Why is biodiversity important?

  • Regulation of climate and biogeochemical cycles, 
  • Hydrological functions 
  • Soil protection, 
  • Crop pollination, 
  • Pest control, 
  • Recreation and ecotourism 
  • Wildlife habitat and diversity 
  • “public goods” to society

Values of biodiversity

Ecological values - all living creatures are supported by the interactions among organisms and ecosystems. Loss of biodiversity makes ecosystems less stable, more vulnerable to extreme events, and weakens its natural cycles.
Economic values -A biologically diverse natural environment provides humans with the necessities of life and forms the basis for the economy. Every thing we buy and sell originates from the natural world.
Cultural values - Human cultures around the world profoundly reflect our visceral attachment to the natural world. Thus cultural diversity is linked to Earth’s biodiversity.

Biodiversity and Sustainability

The biodiversity of an ecosystem contributes to the sustainability of that ecosystem. Higher/more biodiversity is  more sustainable. Lower/less biodiversity is  less sustainable.  High biodiversity in an ecosystem means that there is a great variety of genes and species in that ecosystem.

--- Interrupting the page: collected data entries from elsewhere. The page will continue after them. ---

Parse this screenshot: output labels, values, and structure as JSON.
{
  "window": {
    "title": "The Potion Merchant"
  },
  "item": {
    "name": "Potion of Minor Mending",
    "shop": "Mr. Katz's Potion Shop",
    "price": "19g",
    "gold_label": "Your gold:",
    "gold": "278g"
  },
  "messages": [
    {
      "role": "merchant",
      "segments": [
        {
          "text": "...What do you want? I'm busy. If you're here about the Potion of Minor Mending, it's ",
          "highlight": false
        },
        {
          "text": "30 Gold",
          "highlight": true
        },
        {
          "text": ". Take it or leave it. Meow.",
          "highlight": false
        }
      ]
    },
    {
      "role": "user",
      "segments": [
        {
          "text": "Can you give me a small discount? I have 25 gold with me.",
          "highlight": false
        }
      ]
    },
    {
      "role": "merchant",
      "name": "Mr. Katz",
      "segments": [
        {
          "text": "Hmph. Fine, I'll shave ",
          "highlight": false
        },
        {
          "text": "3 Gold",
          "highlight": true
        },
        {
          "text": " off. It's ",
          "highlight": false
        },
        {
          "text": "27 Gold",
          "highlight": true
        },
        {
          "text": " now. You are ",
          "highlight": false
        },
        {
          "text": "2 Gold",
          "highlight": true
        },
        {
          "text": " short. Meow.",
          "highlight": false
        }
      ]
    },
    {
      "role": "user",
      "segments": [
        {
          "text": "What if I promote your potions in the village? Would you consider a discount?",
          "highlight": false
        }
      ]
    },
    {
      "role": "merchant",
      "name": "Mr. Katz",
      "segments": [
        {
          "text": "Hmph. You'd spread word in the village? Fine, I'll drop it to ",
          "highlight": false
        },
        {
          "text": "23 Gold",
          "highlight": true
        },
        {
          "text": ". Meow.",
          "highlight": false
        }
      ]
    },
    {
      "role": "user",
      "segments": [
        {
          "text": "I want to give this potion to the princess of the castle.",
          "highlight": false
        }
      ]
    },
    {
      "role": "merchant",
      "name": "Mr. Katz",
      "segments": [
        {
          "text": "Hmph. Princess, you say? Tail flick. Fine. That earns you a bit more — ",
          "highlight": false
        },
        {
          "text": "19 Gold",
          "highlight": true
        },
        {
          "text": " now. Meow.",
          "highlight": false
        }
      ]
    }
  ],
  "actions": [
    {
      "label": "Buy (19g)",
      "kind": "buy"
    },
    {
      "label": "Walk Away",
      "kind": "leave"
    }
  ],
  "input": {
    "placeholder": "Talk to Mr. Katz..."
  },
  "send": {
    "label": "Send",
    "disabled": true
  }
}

 Conservation of biodiversity

Ex-situ conservation means “off-site” conservation. 

The species of plants and animals to be protected are removed from the natural habitats and are placed in the safer areas under the control of man. Botanical gardens, zoos and the arboreta are the traditional methods of ex-situ conservation. Germ plasm banks or Seed banks (also Gene banks) are some other methods of ex-situ conservation.

In-situ conservation means “on-site” conservation.

It is the  protection of species within the natural habitat of the species of animals and plants. It includes protection in the wildlife sanctuaries, national parks and biosphere reserves etc. that have been formed to protect threatened and even rare species. In India we have 608 protected areas: 95 national parks, 13 biosphere reserves  and 500 wildlife sanctuaries. In India, there are four internationally recognized Biosphere Reserves: Nilgiri, Gulf of Mannar, Sunderbans and Nanda Devi (Man and Biosphere Programme of UNESCO). In Tamil nadu  ther are 5 national parks, 20 wild life sancturies and  2 biosphere reserves.

“Every country has three forms of wealth: material, cultural and biological. The first two we understand well, because they are the substance of our everyday lives. The essence of the biodiversity problem is that biological wealth is taken much less seriously. . . ..”  - Edward Wilson, The Diversity of Life (1992).